Julie Klausner (BSS #330)

Julie Klausner is most recently the author of I Don’t Care About Your Band

Condition of Mr. Segundo: Dodging dubious-minded vegans.

Author: Julie Klausner

Subjects Discussed: Terms for imposing snow, submitting a story to the New York Times‘s “Modern Love” section, the rejected “Modern Love” column, writing a book without any specific disciplinary pattern, crossing off bad dates from a to-do list, traveling to meet a man in order to write about it, people contacting the writer after being written about, Kevin Sampsell, people who leave passive-aggressive notes on Facebook walls, relationship miscarriages, the Muppets, the Kermit/Miss Piggy relationship as bromance, Mia Farrow starving herself on YouTube, human archetypes within vaudeville, Charles Grodin, having a crush on John Laroquette, decaying men, boyish hunks propped up as romantic men, the problems with youth culture, men who catalog their musical tastes vs. Klausner’s taxonomy of male types, negotiating life with behavioral cues, ridiculing people after being hurt, identifying guilt and regret, Klausner’s “first real boyfriend” and being asked to “turn down the glamor,” gender relations in comedy, chick lit, Jennifer Weiner, Sex and the City, women portrayed as “shallow shoe hookers,” being the odd one out in a male-dominated workplace, Pam vs. Dawn from The Office, The Comeback, the failure by comedy writers to give female characters enough humor and assertion, sex with crazy people, rational palpitations of the ventricles, the male body being “funny like a monkey is funny,” and women who love scrotums.

EXCERPT FROM SHOW:

Correspondent: I actually wanted to ask you of your keen interest in the Muppets.

Klausner: Yes.

Correspondent: You know, I was very interested in this. You have a great affinity for Miss Piggy.

Klausner: Yes.

Correspondent: But you have a problem with the Miss Piggy-Kermit wedding — particularly the line, “What better way could anything end. Hand in hand with a friend.” You insist that this represents Kermit’s preference for guys, or going out with the guys, instead of having a commitment.

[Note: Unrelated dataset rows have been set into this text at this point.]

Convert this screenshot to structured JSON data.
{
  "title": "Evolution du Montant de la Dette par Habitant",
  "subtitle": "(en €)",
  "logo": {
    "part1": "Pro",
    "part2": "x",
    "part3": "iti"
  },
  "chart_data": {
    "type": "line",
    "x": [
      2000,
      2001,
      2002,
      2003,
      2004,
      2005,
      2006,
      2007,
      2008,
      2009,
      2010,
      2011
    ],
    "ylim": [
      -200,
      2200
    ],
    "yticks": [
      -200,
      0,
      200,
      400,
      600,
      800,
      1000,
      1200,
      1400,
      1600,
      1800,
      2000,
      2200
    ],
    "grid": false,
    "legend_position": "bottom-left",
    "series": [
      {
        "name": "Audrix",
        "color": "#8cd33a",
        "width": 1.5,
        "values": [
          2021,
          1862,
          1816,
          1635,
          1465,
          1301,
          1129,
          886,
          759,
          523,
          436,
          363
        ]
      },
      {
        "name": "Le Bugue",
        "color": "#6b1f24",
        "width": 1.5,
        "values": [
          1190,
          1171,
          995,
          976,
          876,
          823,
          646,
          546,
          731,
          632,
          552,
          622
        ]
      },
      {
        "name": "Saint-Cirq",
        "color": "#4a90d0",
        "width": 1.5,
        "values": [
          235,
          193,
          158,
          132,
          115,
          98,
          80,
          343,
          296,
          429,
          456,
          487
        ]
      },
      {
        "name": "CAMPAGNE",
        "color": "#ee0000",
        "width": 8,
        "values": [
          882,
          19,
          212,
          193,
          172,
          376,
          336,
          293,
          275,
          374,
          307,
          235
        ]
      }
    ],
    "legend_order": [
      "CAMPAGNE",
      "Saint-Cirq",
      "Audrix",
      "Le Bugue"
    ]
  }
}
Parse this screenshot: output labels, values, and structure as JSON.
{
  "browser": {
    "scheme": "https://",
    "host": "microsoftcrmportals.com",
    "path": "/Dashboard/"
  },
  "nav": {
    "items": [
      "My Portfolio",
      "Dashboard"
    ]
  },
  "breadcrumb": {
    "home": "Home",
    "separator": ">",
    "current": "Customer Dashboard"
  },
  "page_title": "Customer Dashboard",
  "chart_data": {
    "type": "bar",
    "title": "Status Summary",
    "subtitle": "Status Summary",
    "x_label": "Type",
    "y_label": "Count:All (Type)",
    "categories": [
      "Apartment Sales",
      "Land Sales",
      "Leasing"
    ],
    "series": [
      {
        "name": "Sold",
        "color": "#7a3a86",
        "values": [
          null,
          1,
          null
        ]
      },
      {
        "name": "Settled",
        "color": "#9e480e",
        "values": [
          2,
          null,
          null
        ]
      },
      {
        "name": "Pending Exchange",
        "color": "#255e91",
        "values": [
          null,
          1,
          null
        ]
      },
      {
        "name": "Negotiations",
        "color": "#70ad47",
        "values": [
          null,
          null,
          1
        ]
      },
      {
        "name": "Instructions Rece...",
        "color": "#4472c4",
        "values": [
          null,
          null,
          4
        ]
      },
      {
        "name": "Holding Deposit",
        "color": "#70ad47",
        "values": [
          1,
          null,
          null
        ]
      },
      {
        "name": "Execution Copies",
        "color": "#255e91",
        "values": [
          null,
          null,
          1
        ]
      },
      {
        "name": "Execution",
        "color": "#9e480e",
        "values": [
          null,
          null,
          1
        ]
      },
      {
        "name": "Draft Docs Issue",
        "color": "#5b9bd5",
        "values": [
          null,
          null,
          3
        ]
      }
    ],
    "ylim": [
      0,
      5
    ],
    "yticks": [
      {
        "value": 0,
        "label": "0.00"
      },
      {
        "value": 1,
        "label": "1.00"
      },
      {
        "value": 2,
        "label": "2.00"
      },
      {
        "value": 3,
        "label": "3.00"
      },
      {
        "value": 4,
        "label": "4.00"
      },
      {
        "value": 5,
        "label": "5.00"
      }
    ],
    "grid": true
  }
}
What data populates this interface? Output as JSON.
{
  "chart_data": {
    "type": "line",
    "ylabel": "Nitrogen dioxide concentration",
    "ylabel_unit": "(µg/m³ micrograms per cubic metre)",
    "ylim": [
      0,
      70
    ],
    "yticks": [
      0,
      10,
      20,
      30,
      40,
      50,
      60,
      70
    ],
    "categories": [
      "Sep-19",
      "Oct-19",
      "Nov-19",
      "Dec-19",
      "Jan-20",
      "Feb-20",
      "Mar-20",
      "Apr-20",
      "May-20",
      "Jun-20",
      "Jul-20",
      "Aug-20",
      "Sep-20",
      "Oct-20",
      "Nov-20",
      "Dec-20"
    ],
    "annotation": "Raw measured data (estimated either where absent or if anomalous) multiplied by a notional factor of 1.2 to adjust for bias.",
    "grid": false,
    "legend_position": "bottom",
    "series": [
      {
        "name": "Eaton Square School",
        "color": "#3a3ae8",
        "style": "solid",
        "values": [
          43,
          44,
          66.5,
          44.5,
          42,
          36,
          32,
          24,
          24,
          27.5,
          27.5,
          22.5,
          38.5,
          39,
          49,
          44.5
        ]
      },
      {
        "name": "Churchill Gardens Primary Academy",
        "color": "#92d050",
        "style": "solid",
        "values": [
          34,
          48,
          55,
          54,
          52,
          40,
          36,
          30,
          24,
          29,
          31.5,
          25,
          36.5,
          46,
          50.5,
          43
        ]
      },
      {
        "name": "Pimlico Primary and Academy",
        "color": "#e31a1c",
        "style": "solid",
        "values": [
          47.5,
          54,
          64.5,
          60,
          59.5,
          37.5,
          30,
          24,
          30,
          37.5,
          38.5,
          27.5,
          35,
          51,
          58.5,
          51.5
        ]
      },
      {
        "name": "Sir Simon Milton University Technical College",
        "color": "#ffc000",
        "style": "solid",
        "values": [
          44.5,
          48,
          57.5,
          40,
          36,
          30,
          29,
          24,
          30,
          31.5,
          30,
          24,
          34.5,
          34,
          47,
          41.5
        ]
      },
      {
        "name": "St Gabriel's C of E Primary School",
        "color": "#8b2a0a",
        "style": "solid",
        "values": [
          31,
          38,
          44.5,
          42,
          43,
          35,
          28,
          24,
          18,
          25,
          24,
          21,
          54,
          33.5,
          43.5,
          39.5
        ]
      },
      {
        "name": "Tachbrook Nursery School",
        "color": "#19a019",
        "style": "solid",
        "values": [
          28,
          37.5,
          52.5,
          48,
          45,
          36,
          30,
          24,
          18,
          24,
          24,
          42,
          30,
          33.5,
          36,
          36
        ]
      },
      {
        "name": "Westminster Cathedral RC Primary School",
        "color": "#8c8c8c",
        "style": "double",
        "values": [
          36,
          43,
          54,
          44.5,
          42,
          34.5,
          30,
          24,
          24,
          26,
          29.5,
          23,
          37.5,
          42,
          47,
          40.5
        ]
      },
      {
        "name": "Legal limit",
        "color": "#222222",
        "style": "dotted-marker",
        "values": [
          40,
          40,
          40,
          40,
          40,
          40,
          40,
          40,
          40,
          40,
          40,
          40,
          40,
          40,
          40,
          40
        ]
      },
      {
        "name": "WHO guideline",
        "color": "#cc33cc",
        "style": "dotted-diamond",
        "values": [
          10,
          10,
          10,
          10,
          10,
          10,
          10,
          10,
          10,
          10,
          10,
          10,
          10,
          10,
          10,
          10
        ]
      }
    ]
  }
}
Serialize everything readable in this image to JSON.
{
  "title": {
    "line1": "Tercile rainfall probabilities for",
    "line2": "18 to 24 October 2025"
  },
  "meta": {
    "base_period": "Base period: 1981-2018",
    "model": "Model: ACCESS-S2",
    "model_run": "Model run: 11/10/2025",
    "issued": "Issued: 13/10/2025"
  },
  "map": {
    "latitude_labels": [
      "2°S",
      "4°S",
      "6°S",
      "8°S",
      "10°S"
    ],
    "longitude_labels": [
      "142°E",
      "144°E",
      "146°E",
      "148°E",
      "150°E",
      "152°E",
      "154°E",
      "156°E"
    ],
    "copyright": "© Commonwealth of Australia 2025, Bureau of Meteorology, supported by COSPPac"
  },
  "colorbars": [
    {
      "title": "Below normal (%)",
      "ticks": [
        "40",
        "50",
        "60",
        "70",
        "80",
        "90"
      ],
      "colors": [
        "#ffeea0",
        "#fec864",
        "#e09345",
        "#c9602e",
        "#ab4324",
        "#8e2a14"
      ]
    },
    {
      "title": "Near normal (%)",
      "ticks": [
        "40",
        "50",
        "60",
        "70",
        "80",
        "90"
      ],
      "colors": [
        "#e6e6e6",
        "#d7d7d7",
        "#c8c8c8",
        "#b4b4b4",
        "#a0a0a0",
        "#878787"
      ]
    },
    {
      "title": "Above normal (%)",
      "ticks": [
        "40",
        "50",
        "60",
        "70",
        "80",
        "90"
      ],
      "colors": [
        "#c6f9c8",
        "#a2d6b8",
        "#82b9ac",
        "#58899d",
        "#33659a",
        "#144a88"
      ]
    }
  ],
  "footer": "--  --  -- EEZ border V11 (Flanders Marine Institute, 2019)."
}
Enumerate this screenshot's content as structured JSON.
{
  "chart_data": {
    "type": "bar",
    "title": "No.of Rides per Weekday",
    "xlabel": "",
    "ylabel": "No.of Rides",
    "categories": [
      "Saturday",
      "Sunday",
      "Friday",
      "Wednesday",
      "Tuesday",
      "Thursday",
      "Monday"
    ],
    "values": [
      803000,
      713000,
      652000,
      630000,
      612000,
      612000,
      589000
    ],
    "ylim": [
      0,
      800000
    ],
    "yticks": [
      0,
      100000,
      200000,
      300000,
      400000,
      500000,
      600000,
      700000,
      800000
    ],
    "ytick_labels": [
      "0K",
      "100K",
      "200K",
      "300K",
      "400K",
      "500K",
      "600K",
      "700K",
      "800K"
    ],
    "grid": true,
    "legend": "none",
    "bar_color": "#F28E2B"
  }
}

Klausner: Sort of. Or that he, in other words, how he feels about her deep in his heart is almost like how he feels about Fozzy.

Correspondent: Yeah, but…

Klausner: That she’s a friend of his more than anything else. And that she’s not special, I guess.

Correspondent: But you’ve developed an entire theory about your life based off of this. And this caused me some confusion.

Klausner: It’s normal, right?

Correspondent: Well, well, I mean, I want to just poke holes in this.

Klausner: Sure. Poke away.

Correspondent: First of all, you have Miss Piggy voiced in a high-pitched tenor by Frank Oz.

Klausner: Frank Oz. The great, the great Frank Oz.

Correspondent: Yes. And Kermit the Frog by Jim Henson.

Klausner: M’hmm. Rest in peace.

Correspondent: Depending upon how obsessive a Muppets fan you talk to, it’s kind of a bromance thing more than a romance thing.

Klausner: Interesting. Interesting.

Correspondent: So therefore your whole childhood theory may very well be….

Klausner: About a man in drag.

Correspondent: …despoiled by what was going on underneath the Muppets.

Klausner: That’s interesting. So let me ask you this. Do you think of Miss Piggy as a man in drag? Or do you think of her as a lady?

Correspondent: I think of her as a wonderfully poly-gender, polysexual queen.

Klausner: That’s a beautiful answer!

Correspondent: But I’m just wondering if this had occurred to you. Because you’ve seen The Muppet Movie so many times.

Klausner: Oh my god. I love the Muppets. And I’m a huge fan of the Muppets. And my interpretation of the relationship between Kermit and Miss Piggy is — I mean, it’s obviously cheeky. I’m not going to go around and be like, “Children shouldn’t watch this filth! It’s going to give them bad ideas!” But I remember identifying with their relationship as being very — it resembled a lot of the dating experiences that I had. Which is that I was always chasing this sort of skinny guy that was more interested in his friends and his projects and his band or his show than me. And it’s interesting this way to think of Miss Piggy as a drag queen. As Frank Oz. Because drag queens are sort of hyperfeminine in that glamorous jewelry and perfume. And fabulous performers. And all of it.

Correspondent: I’ve seen that karate chop deployed in the Castro.

Klausner: I’m sure you have. And you know what? I don’t even know where the target was. But it was probably well deserved.